Chuck D’s voice has been compared to many things over the years. While his vocal technique has evolved into something of a preacher’s cadence, it was more comparable to a foghorn or an air raid siren during Public Enemy’s salad days in the late ‘80s and early ‘90s. It’s safe to say that Chuck’s early beginnings as a radio personality contributed to his vocal elasticity. “Bring The Noise” is the first song that finds the former Carlton Ridenhour (yep) using the Chuck D voice.
BASS! HOW LOW CAN YOU GO? DEATH ROW? WHAT A BROTHA KNOW.
Yeah, that voice.
“Bring The Noise” isn’t one of Public Enemy’s more political songs, but it booms just as much as “Brothers Gonna Work It Out” or “Burn Hollywood Burn”, to name two more explicitly political songs that come before “Bring The Noise” in the alphabet but didn’t get the 5-star treatment.
“Bring The Noise” was also one of the first songs to feature The Bomb Squad (P.E.’s production squad, including Chuck. They later branched out into production for LL Cool J, Slick Rick, Ice Cube, Bell Biv DeVoe and others) in full fruition. P.E.’s first album, Yo! Bumrush The Show, is solid but the production is a bit more traditional hip-hop (with respect to the era) and Chuck’s rhyming is less impassioned–he has his MC voice but he doesn’t have his MLK voice yet. “Bring The Noise”, which was a bridge single between Bumrush and the classic It Takes A Nation Of Millions To Hold Us Back, sounds like noise. On top of more noise. It’s dizzying.

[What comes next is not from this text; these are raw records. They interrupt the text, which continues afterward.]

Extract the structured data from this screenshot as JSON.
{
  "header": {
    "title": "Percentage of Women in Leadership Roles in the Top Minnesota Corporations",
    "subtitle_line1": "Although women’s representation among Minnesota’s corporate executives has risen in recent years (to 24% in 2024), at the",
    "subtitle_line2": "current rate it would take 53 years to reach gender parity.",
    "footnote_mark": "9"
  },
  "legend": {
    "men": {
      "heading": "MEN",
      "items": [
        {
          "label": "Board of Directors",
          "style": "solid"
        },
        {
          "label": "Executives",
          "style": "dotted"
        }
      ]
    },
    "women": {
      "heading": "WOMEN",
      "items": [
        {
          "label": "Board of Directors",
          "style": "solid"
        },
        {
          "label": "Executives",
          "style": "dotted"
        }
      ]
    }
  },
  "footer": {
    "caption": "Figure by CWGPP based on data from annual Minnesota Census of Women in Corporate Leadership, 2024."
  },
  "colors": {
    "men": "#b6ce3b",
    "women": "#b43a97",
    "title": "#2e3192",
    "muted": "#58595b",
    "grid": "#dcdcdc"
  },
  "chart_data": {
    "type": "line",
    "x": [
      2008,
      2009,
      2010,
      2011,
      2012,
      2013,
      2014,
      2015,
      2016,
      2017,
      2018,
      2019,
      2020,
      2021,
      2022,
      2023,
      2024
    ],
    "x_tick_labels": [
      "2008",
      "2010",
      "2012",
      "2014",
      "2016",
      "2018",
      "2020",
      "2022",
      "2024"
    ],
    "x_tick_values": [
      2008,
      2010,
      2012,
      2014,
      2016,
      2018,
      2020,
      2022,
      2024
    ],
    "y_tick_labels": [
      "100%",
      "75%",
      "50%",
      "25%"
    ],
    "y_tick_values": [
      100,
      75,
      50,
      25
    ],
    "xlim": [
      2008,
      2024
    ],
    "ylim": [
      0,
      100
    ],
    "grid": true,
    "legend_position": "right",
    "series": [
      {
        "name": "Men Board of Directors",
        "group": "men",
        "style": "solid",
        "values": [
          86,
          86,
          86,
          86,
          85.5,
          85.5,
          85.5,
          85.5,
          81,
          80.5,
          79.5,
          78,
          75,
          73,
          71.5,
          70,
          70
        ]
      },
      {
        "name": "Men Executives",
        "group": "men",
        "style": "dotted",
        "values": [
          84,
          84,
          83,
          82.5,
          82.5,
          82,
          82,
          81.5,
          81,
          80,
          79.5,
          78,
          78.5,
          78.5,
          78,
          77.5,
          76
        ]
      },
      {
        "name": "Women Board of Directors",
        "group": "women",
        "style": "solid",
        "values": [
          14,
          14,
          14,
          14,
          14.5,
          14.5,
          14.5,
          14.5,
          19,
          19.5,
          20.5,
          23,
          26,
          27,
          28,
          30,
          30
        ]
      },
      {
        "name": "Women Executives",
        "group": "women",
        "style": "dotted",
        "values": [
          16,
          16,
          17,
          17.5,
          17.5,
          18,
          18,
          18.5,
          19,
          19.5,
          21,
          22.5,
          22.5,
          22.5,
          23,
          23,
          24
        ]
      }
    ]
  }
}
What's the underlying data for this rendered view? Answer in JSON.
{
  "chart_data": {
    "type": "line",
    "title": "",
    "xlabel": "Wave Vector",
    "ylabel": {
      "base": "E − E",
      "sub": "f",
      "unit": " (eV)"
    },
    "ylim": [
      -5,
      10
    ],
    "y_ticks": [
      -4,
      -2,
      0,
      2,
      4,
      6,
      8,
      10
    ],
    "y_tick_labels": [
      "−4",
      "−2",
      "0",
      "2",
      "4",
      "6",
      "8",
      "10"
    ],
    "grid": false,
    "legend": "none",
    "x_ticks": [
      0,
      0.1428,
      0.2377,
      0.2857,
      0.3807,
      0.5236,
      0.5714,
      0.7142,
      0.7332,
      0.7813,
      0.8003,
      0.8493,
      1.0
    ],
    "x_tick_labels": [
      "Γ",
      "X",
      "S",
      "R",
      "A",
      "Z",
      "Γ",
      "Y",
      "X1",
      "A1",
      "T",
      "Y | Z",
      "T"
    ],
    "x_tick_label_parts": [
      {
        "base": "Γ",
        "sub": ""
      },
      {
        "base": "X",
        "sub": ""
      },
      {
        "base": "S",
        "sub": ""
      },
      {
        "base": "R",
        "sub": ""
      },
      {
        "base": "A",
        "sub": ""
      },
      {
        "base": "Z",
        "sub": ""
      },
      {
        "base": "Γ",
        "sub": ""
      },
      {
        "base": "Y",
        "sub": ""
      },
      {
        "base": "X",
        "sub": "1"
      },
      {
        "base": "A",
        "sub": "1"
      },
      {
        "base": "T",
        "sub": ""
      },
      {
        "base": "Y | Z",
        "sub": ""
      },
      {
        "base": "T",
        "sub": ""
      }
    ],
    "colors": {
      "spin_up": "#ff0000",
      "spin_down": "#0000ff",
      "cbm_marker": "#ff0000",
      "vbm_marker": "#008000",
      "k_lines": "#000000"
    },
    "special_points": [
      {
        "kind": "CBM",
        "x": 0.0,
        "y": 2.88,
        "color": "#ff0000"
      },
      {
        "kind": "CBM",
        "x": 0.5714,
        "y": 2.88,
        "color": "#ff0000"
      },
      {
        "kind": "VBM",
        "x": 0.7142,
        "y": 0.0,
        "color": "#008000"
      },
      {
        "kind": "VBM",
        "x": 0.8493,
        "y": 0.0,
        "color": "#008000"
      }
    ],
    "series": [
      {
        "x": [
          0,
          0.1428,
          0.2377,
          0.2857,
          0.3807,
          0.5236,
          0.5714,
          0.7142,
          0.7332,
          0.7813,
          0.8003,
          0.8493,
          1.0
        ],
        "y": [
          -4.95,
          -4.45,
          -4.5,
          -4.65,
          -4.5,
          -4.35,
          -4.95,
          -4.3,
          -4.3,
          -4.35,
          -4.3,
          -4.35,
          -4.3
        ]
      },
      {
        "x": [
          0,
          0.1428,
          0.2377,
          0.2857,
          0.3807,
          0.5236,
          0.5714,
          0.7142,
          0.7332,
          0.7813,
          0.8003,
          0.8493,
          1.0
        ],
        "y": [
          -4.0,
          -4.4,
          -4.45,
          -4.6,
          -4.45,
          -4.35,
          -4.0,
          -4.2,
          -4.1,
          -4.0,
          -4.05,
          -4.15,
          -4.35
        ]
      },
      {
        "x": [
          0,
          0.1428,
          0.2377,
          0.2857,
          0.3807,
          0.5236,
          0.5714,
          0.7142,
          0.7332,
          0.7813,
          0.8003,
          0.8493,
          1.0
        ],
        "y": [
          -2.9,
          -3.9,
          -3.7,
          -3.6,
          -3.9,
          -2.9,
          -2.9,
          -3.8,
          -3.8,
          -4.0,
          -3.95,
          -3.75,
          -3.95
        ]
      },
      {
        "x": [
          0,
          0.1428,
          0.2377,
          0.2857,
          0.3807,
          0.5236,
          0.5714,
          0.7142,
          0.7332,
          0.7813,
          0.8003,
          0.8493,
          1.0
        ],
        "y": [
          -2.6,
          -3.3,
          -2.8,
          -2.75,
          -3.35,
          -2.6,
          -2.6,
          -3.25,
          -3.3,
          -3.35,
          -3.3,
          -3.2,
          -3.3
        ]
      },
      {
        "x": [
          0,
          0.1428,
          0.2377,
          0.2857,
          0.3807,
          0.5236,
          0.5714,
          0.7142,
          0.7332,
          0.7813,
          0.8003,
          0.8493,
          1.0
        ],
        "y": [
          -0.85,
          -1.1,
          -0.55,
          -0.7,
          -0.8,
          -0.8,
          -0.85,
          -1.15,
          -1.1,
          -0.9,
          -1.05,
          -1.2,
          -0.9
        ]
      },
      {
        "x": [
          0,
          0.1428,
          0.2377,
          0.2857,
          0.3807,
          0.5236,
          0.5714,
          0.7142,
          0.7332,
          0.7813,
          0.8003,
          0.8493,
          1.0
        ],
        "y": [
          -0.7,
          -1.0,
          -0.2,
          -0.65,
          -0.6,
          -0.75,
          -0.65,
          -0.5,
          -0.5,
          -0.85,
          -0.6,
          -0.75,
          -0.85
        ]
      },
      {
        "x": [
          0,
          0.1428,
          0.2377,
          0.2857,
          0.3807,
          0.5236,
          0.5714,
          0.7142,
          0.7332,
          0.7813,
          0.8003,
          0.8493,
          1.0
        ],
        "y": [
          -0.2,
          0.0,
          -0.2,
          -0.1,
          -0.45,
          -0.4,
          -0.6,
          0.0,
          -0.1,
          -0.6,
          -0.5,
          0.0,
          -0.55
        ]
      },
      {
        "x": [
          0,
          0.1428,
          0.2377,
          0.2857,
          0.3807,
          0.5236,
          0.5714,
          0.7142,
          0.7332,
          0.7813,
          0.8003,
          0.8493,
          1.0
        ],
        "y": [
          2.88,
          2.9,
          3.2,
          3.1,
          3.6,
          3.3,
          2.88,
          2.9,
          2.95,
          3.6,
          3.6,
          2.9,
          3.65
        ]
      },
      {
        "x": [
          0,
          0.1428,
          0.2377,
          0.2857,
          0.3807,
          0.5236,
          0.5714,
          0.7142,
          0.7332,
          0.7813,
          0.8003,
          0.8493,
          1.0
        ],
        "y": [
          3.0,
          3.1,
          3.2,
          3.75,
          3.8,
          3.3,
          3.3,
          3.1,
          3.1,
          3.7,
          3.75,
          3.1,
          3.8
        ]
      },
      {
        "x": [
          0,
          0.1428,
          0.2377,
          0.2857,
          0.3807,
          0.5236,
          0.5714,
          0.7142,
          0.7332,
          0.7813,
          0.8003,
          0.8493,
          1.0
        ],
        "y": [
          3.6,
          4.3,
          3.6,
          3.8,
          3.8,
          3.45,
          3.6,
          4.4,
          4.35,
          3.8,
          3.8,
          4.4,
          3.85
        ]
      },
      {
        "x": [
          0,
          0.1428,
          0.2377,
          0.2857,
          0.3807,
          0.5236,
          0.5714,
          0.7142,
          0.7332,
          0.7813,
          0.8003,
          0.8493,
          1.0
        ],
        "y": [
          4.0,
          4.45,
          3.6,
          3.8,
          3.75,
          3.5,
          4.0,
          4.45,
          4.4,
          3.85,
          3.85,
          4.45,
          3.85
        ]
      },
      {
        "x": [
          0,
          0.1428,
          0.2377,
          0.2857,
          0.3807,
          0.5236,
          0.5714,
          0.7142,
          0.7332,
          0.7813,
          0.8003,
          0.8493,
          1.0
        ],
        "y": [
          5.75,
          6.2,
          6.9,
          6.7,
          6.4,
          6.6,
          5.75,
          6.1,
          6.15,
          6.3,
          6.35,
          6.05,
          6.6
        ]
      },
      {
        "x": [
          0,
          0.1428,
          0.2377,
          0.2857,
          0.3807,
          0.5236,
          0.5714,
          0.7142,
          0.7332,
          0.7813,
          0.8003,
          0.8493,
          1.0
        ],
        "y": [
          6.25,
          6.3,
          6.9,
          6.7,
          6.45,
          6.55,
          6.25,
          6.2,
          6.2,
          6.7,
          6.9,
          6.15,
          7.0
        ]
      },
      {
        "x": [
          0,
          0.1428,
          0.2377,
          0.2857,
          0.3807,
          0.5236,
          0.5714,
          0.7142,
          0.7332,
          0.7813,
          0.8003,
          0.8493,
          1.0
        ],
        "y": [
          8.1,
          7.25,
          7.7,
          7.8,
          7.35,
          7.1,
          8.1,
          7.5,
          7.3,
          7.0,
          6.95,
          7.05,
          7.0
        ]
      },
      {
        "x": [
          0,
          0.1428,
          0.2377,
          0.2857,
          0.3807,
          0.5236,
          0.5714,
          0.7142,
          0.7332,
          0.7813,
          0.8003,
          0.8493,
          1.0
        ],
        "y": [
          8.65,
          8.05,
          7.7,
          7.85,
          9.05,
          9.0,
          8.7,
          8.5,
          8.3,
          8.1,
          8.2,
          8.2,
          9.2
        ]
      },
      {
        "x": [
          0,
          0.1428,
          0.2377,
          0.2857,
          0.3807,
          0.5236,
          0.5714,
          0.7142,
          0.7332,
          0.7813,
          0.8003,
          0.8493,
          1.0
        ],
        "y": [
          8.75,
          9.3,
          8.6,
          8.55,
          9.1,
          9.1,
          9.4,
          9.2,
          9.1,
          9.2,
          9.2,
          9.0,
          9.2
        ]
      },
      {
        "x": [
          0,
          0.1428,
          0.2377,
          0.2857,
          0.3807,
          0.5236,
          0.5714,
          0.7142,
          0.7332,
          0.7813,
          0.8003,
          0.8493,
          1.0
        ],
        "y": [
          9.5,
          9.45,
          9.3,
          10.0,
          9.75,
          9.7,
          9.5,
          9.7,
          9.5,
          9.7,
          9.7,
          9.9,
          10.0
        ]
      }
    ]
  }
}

Three years later, Public Enemy cut a version of “Bring The Noise” with New York metal legends Anthrax and slightly modified spelling. It’s arguably more energetic than the original, and Chuck D.’s voice works just as well on top of power chords as it did with The Bomb Squad’s frenetic mix of cuts and samples. What could’ve just been a weird peanut butter in my chocolate experiment wound up being a seamless merger of two genres that would seem pretty disparate to the naked eye.